Strike sounded the unfamiliar name out, reading from his notebook.
“—Kuchi earrings.”
“What are Kuchi earrings?”
“Romany-style, according to Ruby’s daughter, which might account for Gloria calling Theo ‘gypsyish.’ Ruby knew clothes and jewelry. It was the kind of detail she noticed.
“The transit van braked without warning to pick up the-girl-who-could-have-been-Theo, temporarily holding up traffic. Cars behind Ruby were tooting their horns. The dark girl got into the front passenger seat, the transit van moved off in the direction of St. John Street and Ruby lost sight of it.”
“And she didn’t tell Talbot?”
“Her daughter says that by the time she remembered the second incident, she was exhausted by the whole business, sick to death of being ranted at by Talbot and told she must have been mistaken in thinking the two struggling women hadn’t been Margot and Creed in drag, and regretting she’d ever come forward in the first place.
“After Lawson took over the case, she was afraid of what the police and the press would say to her if she suddenly came up with a story of seeing someone who resembled Theo. Rightly or wrongly, she thought it might look as though, having had her first sighting proven to be worthless, she wanted another shot at being important to the inquiry.”

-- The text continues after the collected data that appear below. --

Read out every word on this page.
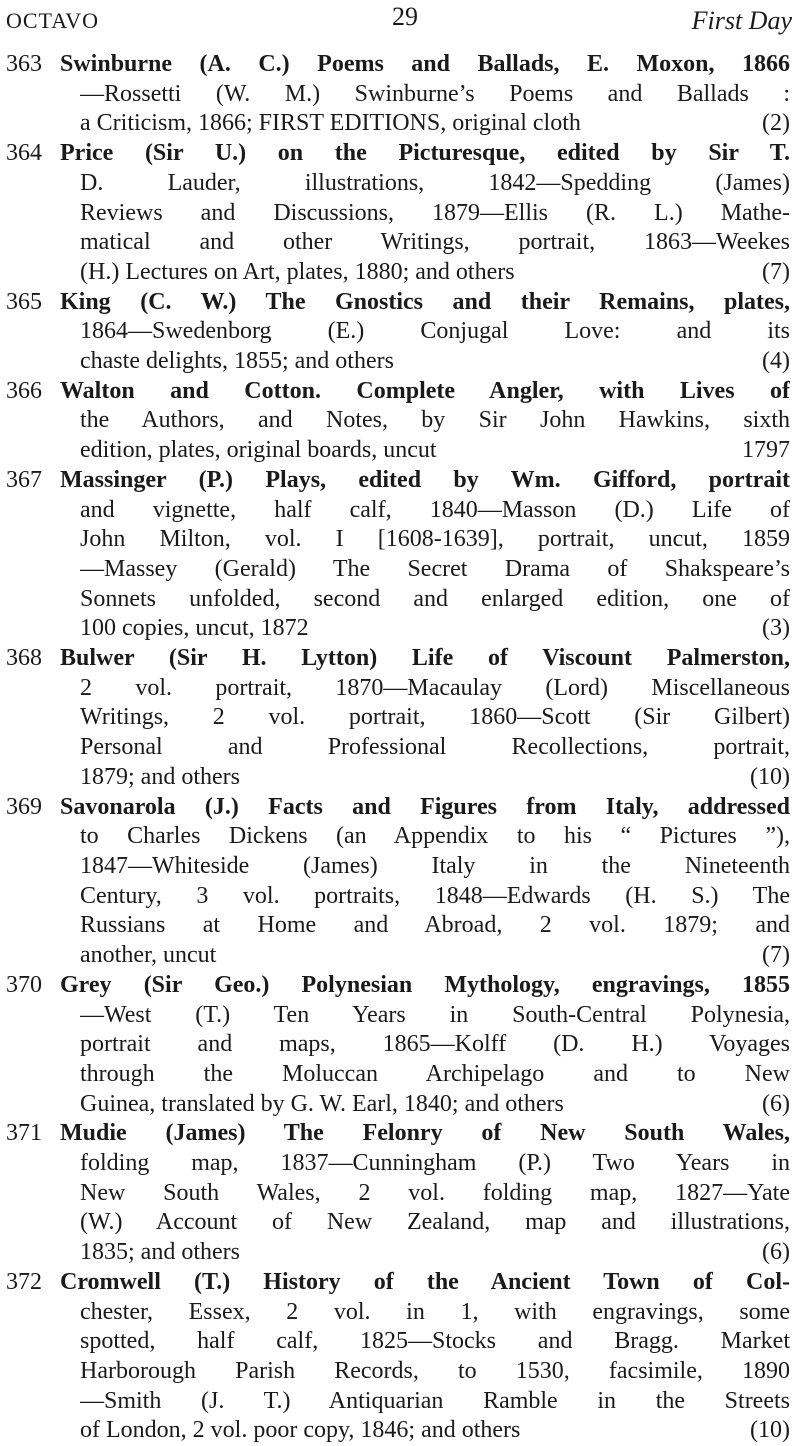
OCTAVO	29	First Day
363 Swinburne (A. C.) Poems and Ballads, E. Moxon, 1866
—Rossetti (W. M.) Swinburne’s Poems and Ballads :
a Criticism, 1866; FIRST EDITIONS, original cloth	(2)
364 Price (Sir U.) on the Picturesque, edited by Sir T.
D. Lauder, illustrations, 1842—Spedding (James)
Reviews and Discussions, 1879—Ellis (R. L.) Mathe-
matical and other Writings, portrait, 1863—Weekes
(H.) Lectures on Art, plates, 1880; and others	(7)
365 King (C. W.) The Gnostics and their Remains, plates,
1864—Swedenborg (E.) Conjugal Love: and its
chaste delights, 1855; and others	(4)
366 Walton and Cotton. Complete Angler, with Lives of
the Authors, and Notes, by Sir John Hawkins, sixth
edition, plates, original boards, uncut	1797
367 Massinger (P.) Plays, edited by Wm. Gifford, portrait
and vignette, half calf, 1840—Masson (D.) Life of
John Milton, vol. I [1608-1639], portrait, uncut, 1859
—Massey (Gerald) The Secret Drama of Shakspeare’s
Sonnets unfolded, second and enlarged edition, one of
100 copies, uncut, 1872	(3)
368 Bulwer (Sir H. Lytton) Life of Viscount Palmerston,
2 vol. portrait, 1870—Macaulay (Lord) Miscellaneous
Writings, 2 vol. portrait, 1860—Scott (Sir Gilbert)
Personal and Professional Recollections, portrait,
1879; and others	(10)
369 Savonarola (J.) Facts and Figures from Italy, addressed
to Charles Dickens (an Appendix to his “ Pictures ”),
1847—Whiteside (James) Italy in the Nineteenth
Century, 3 vol. portraits, 1848—Edwards (H. S.) The
Russians at Home and Abroad, 2 vol. 1879; and
another, uncut	(7)
370 Grey (Sir Geo.) Polynesian Mythology, engravings, 1855
—West (T.) Ten Years in South-Central Polynesia,
portrait and maps, 1865—Kolff (D. H.) Voyages
through the Moluccan Archipelago and to New
Guinea, translated by G. W. Earl, 1840; and others	(6)
371 Mudie (James) The Felonry of New South Wales,
folding map, 1837—Cunningham (P.) Two Years in
New South Wales, 2 vol. folding map, 1827—Yate
(W.) Account of New Zealand, map and illustrations,
1835; and others	(6)
372 Cromwell (T.) History of the Ancient Town of Col-
chester, Essex, 2 vol. in 1, with engravings, some
spotted, half calf, 1825—Stocks and Bragg. Market
Harborough Parish Records, to 1530, facsimile, 1890
—Smith (J. T.) Antiquarian Ramble in the Streets
of London, 2 vol. poor copy, 1846; and others	(10)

“But her daughter felt OK about telling you all this?”
“Well, Ruby’s dead, isn’t she? It can’t hurt her now. Her daughter made it clear she doesn’t think any of this is going to amount to anything, so she might as well tell me the lot. And when all’s said and done,” said Strike, turning a page in his notebook, “we don’t know the girl was Theo… although personally, I think she was. Theo wasn’t registered with the practice, so probably wasn’t familiar with the area. That corner would make an easily identifiable place to meet the transit van after she’d seen a doctor. Plenty of space for it to pull over.”
“True,” said Robin slowly, “but if that girl really was Theo, this lets her out of any involvement with Margot’s disappearance, doesn’t it? She clearly left the surgery alone, got a lift and drove—”
“Who was driving the van?”
“I don’t know. Anyone. Parent, friend, sibling…”
“Why didn’t Theo come forward after all the police appeals?”
“Maybe she was scared. Maybe she had a medical problem she didn’t want anyone to know about. Plenty of people would rather not get mixed up with the police.”